This invention relates generally to paging systems and in particular to a universal PSTN page entry protocol arrangement wherein each of the telephone inputs of an associated paging terminal may accommodate a telephone device or alternatively a computer or paging terminal as desired.
Paging systems typically in the past have comprised a paging terminal which controls a paging transmitter for broadcasting paging signals to a number of associated radio pagers. Each of the pagers include a unique paging address so that the system's pagers may be selectably addressed. This requires the appropriate encoding of the paging signal before broadcasting which customarily is effected within the paging terminal itself. A memory holds the appropriate addresses of each of the pagers within the system which may be extracted as needed. Until recently, users wishing to initiate a "page" to a radio pager wearer needed only to call the terminal over a telephone, public or private, and request such pager, usually identified by a page number. The unit to be called could be either tone only or tone and voice. In any event, the calling device from the caller to the paging terminal was by telephone line over a conventional telephone set.

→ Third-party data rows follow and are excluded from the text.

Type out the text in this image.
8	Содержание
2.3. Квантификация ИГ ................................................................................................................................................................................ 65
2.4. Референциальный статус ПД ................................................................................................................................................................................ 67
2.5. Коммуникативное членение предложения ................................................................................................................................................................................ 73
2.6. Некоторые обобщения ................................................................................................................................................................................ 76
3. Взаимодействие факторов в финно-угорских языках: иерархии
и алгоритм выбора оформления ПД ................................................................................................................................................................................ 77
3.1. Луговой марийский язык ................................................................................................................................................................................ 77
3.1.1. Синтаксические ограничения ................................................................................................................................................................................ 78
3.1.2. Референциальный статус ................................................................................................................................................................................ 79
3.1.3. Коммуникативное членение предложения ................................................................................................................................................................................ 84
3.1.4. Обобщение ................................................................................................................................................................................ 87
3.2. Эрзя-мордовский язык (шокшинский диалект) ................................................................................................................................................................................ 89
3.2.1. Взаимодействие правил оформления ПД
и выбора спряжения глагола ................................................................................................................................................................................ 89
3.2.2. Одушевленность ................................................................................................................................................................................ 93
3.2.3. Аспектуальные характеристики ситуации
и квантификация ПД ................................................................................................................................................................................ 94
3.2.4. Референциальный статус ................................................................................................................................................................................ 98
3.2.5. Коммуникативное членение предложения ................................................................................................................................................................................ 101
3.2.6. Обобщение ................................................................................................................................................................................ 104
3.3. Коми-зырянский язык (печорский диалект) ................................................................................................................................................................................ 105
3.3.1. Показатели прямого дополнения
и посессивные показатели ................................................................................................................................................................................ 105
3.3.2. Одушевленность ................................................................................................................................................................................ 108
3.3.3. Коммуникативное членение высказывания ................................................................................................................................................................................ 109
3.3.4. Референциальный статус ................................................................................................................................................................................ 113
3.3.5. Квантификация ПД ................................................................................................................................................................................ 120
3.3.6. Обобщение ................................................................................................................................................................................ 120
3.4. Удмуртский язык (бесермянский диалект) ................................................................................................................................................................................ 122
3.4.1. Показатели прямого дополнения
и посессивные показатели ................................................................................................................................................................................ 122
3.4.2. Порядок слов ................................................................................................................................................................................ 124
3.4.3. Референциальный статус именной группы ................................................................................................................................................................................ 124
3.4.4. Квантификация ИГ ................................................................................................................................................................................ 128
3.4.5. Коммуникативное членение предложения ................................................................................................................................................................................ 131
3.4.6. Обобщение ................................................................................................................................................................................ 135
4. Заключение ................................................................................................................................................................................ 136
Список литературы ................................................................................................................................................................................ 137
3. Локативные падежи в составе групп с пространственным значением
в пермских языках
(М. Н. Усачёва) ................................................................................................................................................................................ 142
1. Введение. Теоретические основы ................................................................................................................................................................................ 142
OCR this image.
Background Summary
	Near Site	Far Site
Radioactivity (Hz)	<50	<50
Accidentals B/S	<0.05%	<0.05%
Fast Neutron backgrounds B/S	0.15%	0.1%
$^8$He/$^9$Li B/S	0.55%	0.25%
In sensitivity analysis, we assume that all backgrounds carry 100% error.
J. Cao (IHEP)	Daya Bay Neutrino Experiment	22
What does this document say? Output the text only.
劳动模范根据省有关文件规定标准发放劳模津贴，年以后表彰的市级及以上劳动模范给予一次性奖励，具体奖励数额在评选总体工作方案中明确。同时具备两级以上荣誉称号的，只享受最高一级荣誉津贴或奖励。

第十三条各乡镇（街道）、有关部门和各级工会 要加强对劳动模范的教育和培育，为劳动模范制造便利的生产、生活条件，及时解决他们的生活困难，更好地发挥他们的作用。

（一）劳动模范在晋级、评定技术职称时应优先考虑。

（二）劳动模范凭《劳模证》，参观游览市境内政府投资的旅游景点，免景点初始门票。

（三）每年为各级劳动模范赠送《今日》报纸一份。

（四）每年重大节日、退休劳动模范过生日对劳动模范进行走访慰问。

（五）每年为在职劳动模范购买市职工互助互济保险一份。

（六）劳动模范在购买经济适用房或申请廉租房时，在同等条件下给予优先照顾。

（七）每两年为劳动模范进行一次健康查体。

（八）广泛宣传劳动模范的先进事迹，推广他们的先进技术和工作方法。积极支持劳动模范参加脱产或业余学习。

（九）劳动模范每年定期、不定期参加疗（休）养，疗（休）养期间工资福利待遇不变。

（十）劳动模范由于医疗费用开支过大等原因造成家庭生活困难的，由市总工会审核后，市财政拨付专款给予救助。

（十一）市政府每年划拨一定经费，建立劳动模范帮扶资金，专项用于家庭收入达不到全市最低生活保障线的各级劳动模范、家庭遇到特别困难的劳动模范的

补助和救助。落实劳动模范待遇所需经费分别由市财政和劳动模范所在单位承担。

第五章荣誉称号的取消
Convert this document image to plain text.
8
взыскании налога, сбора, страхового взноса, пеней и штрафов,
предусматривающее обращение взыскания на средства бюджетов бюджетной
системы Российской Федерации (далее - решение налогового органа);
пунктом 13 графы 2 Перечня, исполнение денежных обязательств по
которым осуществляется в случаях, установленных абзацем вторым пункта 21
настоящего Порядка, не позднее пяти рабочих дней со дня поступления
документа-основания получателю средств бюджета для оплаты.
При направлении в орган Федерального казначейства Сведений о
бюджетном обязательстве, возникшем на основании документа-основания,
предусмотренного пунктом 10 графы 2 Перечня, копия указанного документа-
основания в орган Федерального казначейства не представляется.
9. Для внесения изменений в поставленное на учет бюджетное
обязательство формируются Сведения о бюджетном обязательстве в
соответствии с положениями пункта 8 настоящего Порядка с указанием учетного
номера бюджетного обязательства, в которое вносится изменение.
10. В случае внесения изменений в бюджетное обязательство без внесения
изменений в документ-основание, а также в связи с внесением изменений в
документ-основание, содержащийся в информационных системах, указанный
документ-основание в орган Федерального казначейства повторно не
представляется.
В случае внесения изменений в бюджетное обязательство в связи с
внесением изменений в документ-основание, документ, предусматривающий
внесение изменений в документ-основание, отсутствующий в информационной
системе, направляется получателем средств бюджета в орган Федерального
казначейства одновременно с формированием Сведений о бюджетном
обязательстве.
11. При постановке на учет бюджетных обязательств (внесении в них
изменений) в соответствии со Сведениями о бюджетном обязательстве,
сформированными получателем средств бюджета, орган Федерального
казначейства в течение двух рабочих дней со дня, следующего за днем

With the advent of the numeric and alphanumeric display pagers, however, a simple telephone call is not always sufficient. Today's paging terminals must be compatible with two distinct and separate classes of callers, i.e., human callers and mechanical (computer/terminal) callers.
Until now the paging terminal included separate cards or modules to accommodate the various paging callers. For human callers using a conventional telephone, a telephone input is included in the associated paging terminal apparatus wherein an included DTMF detector is provided for accepting and processing dialed-in digits. For computer/terminals, a dedicated telephone input must be provided which further includes a modem. Accordingly, there are two separate and distinct cards or modules that heretofore must have been provided in the paging terminal. Consequently, there could well be an under-utilization for one type of caller while effecting an overloading regarding the other type, with no clear cut efficient way of addressing such undesired unbalance.